There’s a truly strange problem with cognition. At least, for me.
You’re almost always better off not ‘knowing’ ‘what’ something or someone ‘is’. I don’t mean complete oblivion in awareness, however.
I mean the gentle. but firm… suspension of the habits with which we classify identity, situations and experience.
And here’s why I say this: most of my classification / evaluation activity is based on ‘generalizations’. That’s already problematic; those generalizations are crude at best, and many of them are fraught with invisible presumptions, assumptions, or utility.
It gets worse, however. Much worse.
Secretly, underneath my awareness, usually, the evaluations »transform the possibility space of both »relation… and my own explorations of being. Not of ‘who I am’, but rather ‘who I may become’. Especially with others. Or nature.

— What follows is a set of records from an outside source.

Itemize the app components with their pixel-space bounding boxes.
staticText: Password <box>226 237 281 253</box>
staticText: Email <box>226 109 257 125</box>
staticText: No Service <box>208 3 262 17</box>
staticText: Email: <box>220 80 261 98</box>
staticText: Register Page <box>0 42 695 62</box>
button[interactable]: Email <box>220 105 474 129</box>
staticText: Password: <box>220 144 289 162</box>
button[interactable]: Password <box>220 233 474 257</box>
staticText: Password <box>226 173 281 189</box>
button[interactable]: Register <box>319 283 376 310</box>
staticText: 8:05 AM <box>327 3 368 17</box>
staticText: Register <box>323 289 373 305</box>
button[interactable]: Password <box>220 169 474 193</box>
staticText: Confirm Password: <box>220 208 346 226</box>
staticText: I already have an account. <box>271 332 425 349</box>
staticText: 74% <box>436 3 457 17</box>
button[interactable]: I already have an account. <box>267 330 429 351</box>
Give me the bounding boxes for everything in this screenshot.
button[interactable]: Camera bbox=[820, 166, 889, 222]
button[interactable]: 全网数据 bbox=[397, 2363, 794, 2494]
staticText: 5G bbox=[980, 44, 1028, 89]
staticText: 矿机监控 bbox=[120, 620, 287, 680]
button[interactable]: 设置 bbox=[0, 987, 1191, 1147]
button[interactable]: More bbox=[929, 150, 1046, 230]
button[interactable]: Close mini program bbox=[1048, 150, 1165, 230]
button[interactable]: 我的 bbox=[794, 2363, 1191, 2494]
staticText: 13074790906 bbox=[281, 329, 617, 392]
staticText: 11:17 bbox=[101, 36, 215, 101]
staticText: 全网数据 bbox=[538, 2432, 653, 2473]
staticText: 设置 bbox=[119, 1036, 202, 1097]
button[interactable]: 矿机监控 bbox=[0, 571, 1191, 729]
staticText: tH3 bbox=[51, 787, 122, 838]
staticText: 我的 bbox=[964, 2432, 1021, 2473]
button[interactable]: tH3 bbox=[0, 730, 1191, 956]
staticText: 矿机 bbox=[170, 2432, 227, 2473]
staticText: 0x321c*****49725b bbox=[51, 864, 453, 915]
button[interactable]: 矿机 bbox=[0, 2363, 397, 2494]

So I »think I am evaluation ‘stuff outside me’.
But the existence of ‘outside me’ is »primarily a misconception. It’s a way of »thinking. There »is something going on, but inside and outside are not as distinct as we might suppose. Because their identity is determined not by categories, but by »relational inter-participation.
So when I decide that “I know what (x) is.” I am not doing »what I think I’m doing. There are simple, utilitarian exceptions to this. The problem is that I tend to transfer that »method of identification to aspects of being and experience where it’s nearly the worst move available.
When I decide what or who something or someone is… what is actually going on is that I am unconsciously delimiting the relational and awareness space… for »myself.
In fact, during the usually instantaneous and invisible ‘execution’ of the categorization / generalization ‘knowing’… I disappear. Because I become that process. And if I am unaware of this… I simply continue on with disemboweling whatever it may be that has aroused my evaluation habits.
We are »far better off noticing and largely suspending this process. Almost always. Or, at least, in any situation that is beyond the scope of such simple evaluations as are common to our lives and well-being.
Don’t touch the boiling water.
Ok.
But do something other than transfer that simplistic a method of evaluating identity onto circumstances or subjects of perception.
One burns your finger.
The other burns your capacity to know what a mind can be.